I just couldn’t get into this book. The protagonist is such a Mary Sue that the book just isn’t believable. Charlie, who flip flops between being saccharine and silent, undergoes very little character development aside from reliving some trauma towards the end of the novel. It is everyone else who has to adjust to Charlie, because Charlie is perfect – it’s just nobody can see it yet, and everyone is constantly surprised by Charlie’s brilliance and insight. The book really does read a lot like the author is himself trying to have another go at highschool, except this time the highschool is better.
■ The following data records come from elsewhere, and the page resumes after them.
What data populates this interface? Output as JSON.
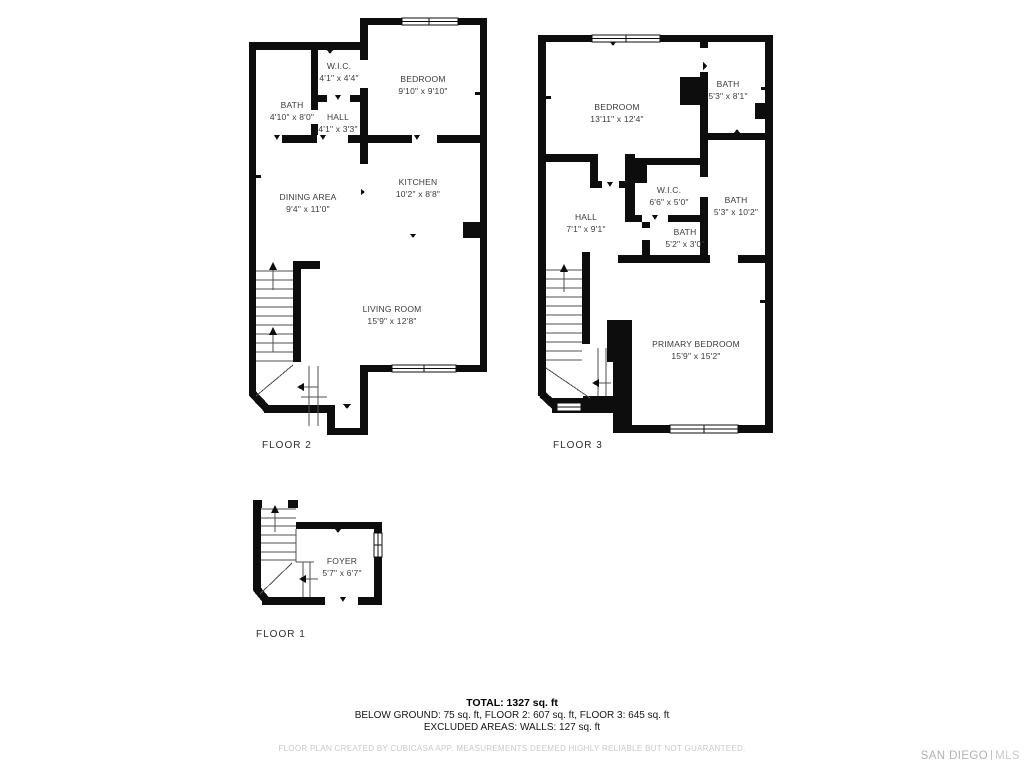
{
  "floors": [
    {
      "label": "FLOOR 2",
      "rooms": [
        {
          "name": "W.I.C.",
          "dims": "4'1\" x 4'4\""
        },
        {
          "name": "BEDROOM",
          "dims": "9'10\" x 9'10\""
        },
        {
          "name": "BATH",
          "dims": "4'10\" x 8'0\""
        },
        {
          "name": "HALL",
          "dims": "4'1\" x 3'3\""
        },
        {
          "name": "KITCHEN",
          "dims": "10'2\" x 8'8\""
        },
        {
          "name": "DINING AREA",
          "dims": "9'4\" x 11'0\""
        },
        {
          "name": "LIVING ROOM",
          "dims": "15'9\" x 12'8\""
        }
      ]
    },
    {
      "label": "FLOOR 3",
      "rooms": [
        {
          "name": "BEDROOM",
          "dims": "13'11\" x 12'4\""
        },
        {
          "name": "BATH",
          "dims": "5'3\" x 8'1\""
        },
        {
          "name": "W.I.C.",
          "dims": "6'6\" x 5'0\""
        },
        {
          "name": "BATH",
          "dims": "5'3\" x 10'2\""
        },
        {
          "name": "HALL",
          "dims": "7'1\" x 9'1\""
        },
        {
          "name": "BATH",
          "dims": "5'2\" x 3'0\""
        },
        {
          "name": "PRIMARY BEDROOM",
          "dims": "15'9\" x 15'2\""
        }
      ]
    },
    {
      "label": "FLOOR 1",
      "rooms": [
        {
          "name": "FOYER",
          "dims": "5'7\" x 6'7\""
        }
      ]
    }
  ],
  "summary": {
    "total": "TOTAL: 1327 sq. ft",
    "breakdown": "BELOW GROUND: 75 sq. ft, FLOOR 2: 607 sq. ft, FLOOR 3: 645 sq. ft",
    "excluded": "EXCLUDED AREAS: WALLS: 127 sq. ft",
    "disclaimer": "FLOOR PLAN CREATED BY CUBICASA APP. MEASUREMENTS DEEMED HIGHLY RELIABLE BUT NOT GUARANTEED."
  },
  "watermark": {
    "brand": "SAN DIEGO",
    "suffix": "MLS"
  },
  "colors": {
    "wall": "#0d0d0d",
    "room_text": "#3b3b3b",
    "stair_lines": "#4f4f4f",
    "disclaimer_text": "#c9c9c9",
    "watermark_text": "#b3b1b1",
    "background": "#ffffff"
  }
}
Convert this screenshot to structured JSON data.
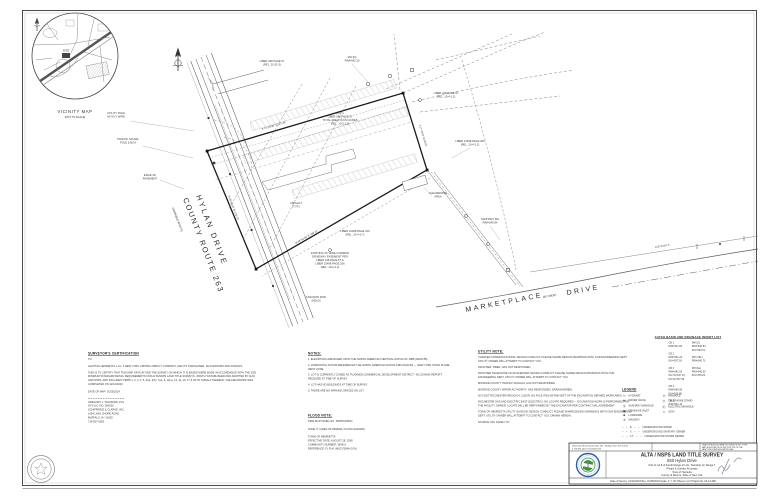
{
  "colors": {
    "logo_green": "#3f9146",
    "logo_blue": "#2b5ea7",
    "ink": "#2e2e2e"
  },
  "vicinity": {
    "title": "VICINITY MAP",
    "subtitle": "(NOT TO SCALE)",
    "site_label": "SITE"
  },
  "roads": {
    "hylan_name": "HYLAN DRIVE",
    "hylan_route": "COUNTY ROUTE 263",
    "hylan_width": "(VARIABLE WIDTH)",
    "marketplace_name": "MARKETPLACE",
    "marketplace_width": "(60' WIDE)",
    "marketplace_suffix": "DRIVE"
  },
  "plat": {
    "bearings": {
      "top": "S 72°10'30\" E   527.45'",
      "left": "S 19°29'10\" W   126.73'",
      "right": "S 17°20'50\" W   80.65'",
      "bottom": "N 59°52'40\" E   198.11'",
      "row_line": "N 82°33'50\" E"
    },
    "annotations": {
      "a1": {
        "text": "LIBER 348 PAGE 57\n(REL. 10-21-3)"
      },
      "a2": {
        "text": "MH (D)\nRIM=542.10"
      },
      "a3": {
        "text": "LIBER 10498 PAGE 206\n(REL. 10-4-1.2)"
      },
      "a4": {
        "text": "LOT 1\nLIBER 348 PAGE 57\nTOTAL AREA ±3.672 ACRES\n(REL. 10-2-1.2)"
      },
      "a5": {
        "text": "LIBER 10498 PAGE 310\n(REL. 10-4-1-7)"
      },
      "a6": {
        "text": "CLEARWATER\nAREA"
      },
      "a7": {
        "text": "EDGE OF\nPAVEMENT"
      },
      "a8": {
        "text": "TRAFFIC SIGNAL\nPOLE & BOX"
      },
      "a9": {
        "text": "UTILITY POLE\nW/ GUY WIRE"
      },
      "a10": {
        "text": "EXISTING 20' WIDE COMMON\nDRIVEWAY EASEMENT PER\nLIBER 348 PAGE 57 &\nLIBER 10498 PAGE 206\n(REL. 10-2-1.2)"
      },
      "a11": {
        "text": "ASPHALT\n(TYP.)"
      },
      "a12": {
        "text": "SANITARY MH\nRIM=540.84"
      },
      "a13": {
        "text": "LIBER 348 PAGE 57\n(REL. 10-4-1.2)"
      },
      "a14": {
        "text": "FND IRON ROD\n(HELD)"
      }
    }
  },
  "certification": {
    "heading": "SURVEYOR'S CERTIFICATION",
    "to_label": "TO:",
    "parties": "GHATTAS HENRIETTA, LLC, A NEW YORK LIMITED LIABILITY COMPANY, AND ITS PURCHASER, SUCCESSORS AND ASSIGNS:",
    "body": "THIS IS TO CERTIFY THAT THIS MAP OR PLAT AND THE SURVEY ON WHICH IT IS BASED WERE MADE IN ACCORDANCE WITH THE 2021 MINIMUM STANDARD DETAIL REQUIREMENTS FOR ALTA/NSPS LAND TITLE SURVEYS, JOINTLY ESTABLISHED AND ADOPTED BY ALTA AND NSPS, AND INCLUDES ITEMS 1, 2, 3, 4, 5, 6(a), 6(b), 7(a), 8, 11(a), 13, 14, 16, 17 & 18 OF TABLE A THEREOF. THE FIELDWORK WAS COMPLETED ON 12/12/2023.",
    "date_line": "DATE OF MAP: 01/25/2024",
    "signature": "GREGORY J. SCHIFFER, PLS\nNYS LIC. NO. 050635\nSCHIFFERLE & CLARKE, INC.\n1654 LAKE SHORE ROAD\nBUFFALO, NY 14225\n716-827-6500"
  },
  "notes": {
    "heading": "NOTES:",
    "items": [
      "1.  ELEVATIONS ARE BASED UPON THE NORTH AMERICAN VERTICAL DATUM OF 1988 (NAVD 88).",
      "2.  HORIZONTAL DATUM REFERENCES THE NORTH AMERICAN DATUM 1983 (NAD 83) — NEW YORK STATE PLANE WEST ZONE.",
      "3.  LOT IS CURRENTLY ZONED AS 'PLANNED COMMERCIAL DEVELOPMENT DISTRICT'. NO ZONING REPORT RECEIVED AT TIME OF SURVEY.",
      "4.  LOT HAS NO BUILDINGS AT TIME OF SURVEY.",
      "5.  THERE ARE NO PARKING SPACES ON LOT."
    ]
  },
  "flood": {
    "heading": "FLOOD NOTE:",
    "lines": "FIRM MAP PANEL NO. 36055C0354G\n\nZONE 'X'    (AREA OF MINIMAL FLOOD HAZARD)\n\nTOWN OF HENRIETTA\nEFFECTIVE DATE: AUGUST 28, 2008\nCOMMUNITY NUMBER: 360421\nREFERENCE: F.I.R.M. (MSC.FEMA.GOV)"
  },
  "utility": {
    "heading": "UTILITY NOTE:",
    "paragraphs": [
      "CHARTER COMMUNICATIONS: DESIGN CONFLICT, PLEASE SHARE DESIGN DRAWINGS WITH OUR ENGINEERING DEPT. UTILITY OWNER WILL ATTEMPT TO CONTACT YOU.",
      "FRONTIER: FIBER, HAS NOT RESPONDED.",
      "FRONTIER TELEPHONE OF ROCHESTER: DESIGN CONFLICT, PLEASE SHARE DESIGN DRAWINGS WITH OUR ENGINEERING DEPT. UTILITY OWNER WILL ATTEMPT TO CONTACT YOU.",
      "MONROE COUNTY TRAFFIC SIGNALS: HAS NOT RESPONDED.",
      "MONROE COUNTY WATER AUTHORITY: HAS RESPONDED, DRAWN HEREIN.",
      "NYS DOT ROCHESTER REGION 4: CLEAR, NO FACILITIES WITHIN 50FT OF THE EXCAVATION DEFINED WORK AREA.",
      "ROCHESTER GAS AND ELECTRIC EAST (ELECTRIC): NO LOCATE REQUIRED — EXCAVATION WORK IS PERFORMED FOR THE FACILITY OWNER. LOCATE WILL BE PERFORMED BY THE EXCAVATOR PER CONTRACTUAL AGREEMENT.",
      "TOWN OF HENRIETTA UTILITY DIVISION: DESIGN CONFLICT, PLEASE SHARE DESIGN DRAWINGS WITH OUR ENGINEERING DEPT. UTILITY OWNER WILL ATTEMPT TO CONTACT YOU. DRAWN HEREIN.",
      "SOURCE: DIG SAFELY NY"
    ]
  },
  "inverts": {
    "heading": "CATCH BASIN AND DRAINAGE INVERT LIST",
    "col1": "CB 1\nRIM=541.82\n\nCB 2\nRIM=541.23\nINV=537.93\n\nCB 3\nRIM=541.05\nINV W=537.15\nINV E=537.08\n\nCB 4\nRIM=540.96\nINV=536.88\n\nCB 5\nRIM=541.10",
    "col2": "MH (S)\nRIM=540.84\nINV=532.61\n\nMH (TEL)\nRIM=540.71\n\nMH (EL)\nRIM=540.55\nINV=535.20"
  },
  "legend": {
    "heading": "LEGEND",
    "left": [
      {
        "sym": "▭",
        "label": "HYDRANT"
      },
      {
        "sym": "⋈",
        "label": "WATER VALVE"
      },
      {
        "sym": "Ⓢ",
        "label": "SANITARY MANHOLE"
      },
      {
        "sym": "▣",
        "label": "DRAINAGE INLET"
      },
      {
        "sym": "■",
        "label": "LUMINAIRE"
      },
      {
        "sym": "✛",
        "label": "MAILBOX"
      }
    ],
    "right": [
      {
        "sym": "◎",
        "label": "MANHOLE"
      },
      {
        "sym": "Ⓣ",
        "label": "TELEPHONE STAND"
      },
      {
        "sym": "Ⓔ",
        "label": "ELECTRIC MANHOLE"
      },
      {
        "sym": "▽",
        "label": "SIGN"
      }
    ],
    "lines": [
      {
        "dash": "—  —  W  —  —",
        "label": "UNDERGROUND WATER"
      },
      {
        "dash": "—  —  S  —  —",
        "label": "UNDERGROUND SANITARY SEWER"
      },
      {
        "dash": "—  —  ST  —  —",
        "label": "UNDERGROUND STORM SEWER"
      }
    ]
  },
  "title_block": {
    "address": "1654 Lake Shore Road, Suite 200  ·  Buffalo, New York 14219",
    "phone": "p 716.824.1470    f 716.824.1473",
    "law_note_1": "UNAUTHORIZED ALTERATION OR ADDITION TO THIS",
    "law_note_2": "MAP IS A VIOLATION OF SECTION 7209 OF THE",
    "law_note_3": "NEW YORK STATE EDUCATION LAW.",
    "title": "ALTA / NSPS LAND TITLE SURVEY",
    "subtitle": "840 Hylan Drive",
    "desc1": "Part of Lot 8 of Fourth Range of Lots, Township 12, Range 7",
    "desc2": "Phelps & Gorham Purchase",
    "desc3": "Town of Henrietta",
    "desc4": "County of Monroe, State of New York",
    "info": "Date of Survey: 12/12/2023     Rev. 01/25/2024     Scale: 1\" = 30'     Sheet 1 of 2     Project No. 23-2-1308"
  }
}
Another thing that irks me about books like this is when the main character (himself an aspiring writer) is constantly told by other characters how great his writing is, but the illusion is completely broken because the writing of the actual book just isn’t that good. Even for the voice of a highschool student, it’s very simplistic and literal.
I feel like I’m being a bit of a negative Nancy about “The Perks of Being a Wallflower”. Although a bit uninspired, it is rather a sweet book. Where Charlie himself is a bit lacklustre, some of his friends, especially Patrick, are actually quite good characters. Ultimately, it’s an easy read; full of whimsy and probably best read outside over a lazy weekend with a cup of tea.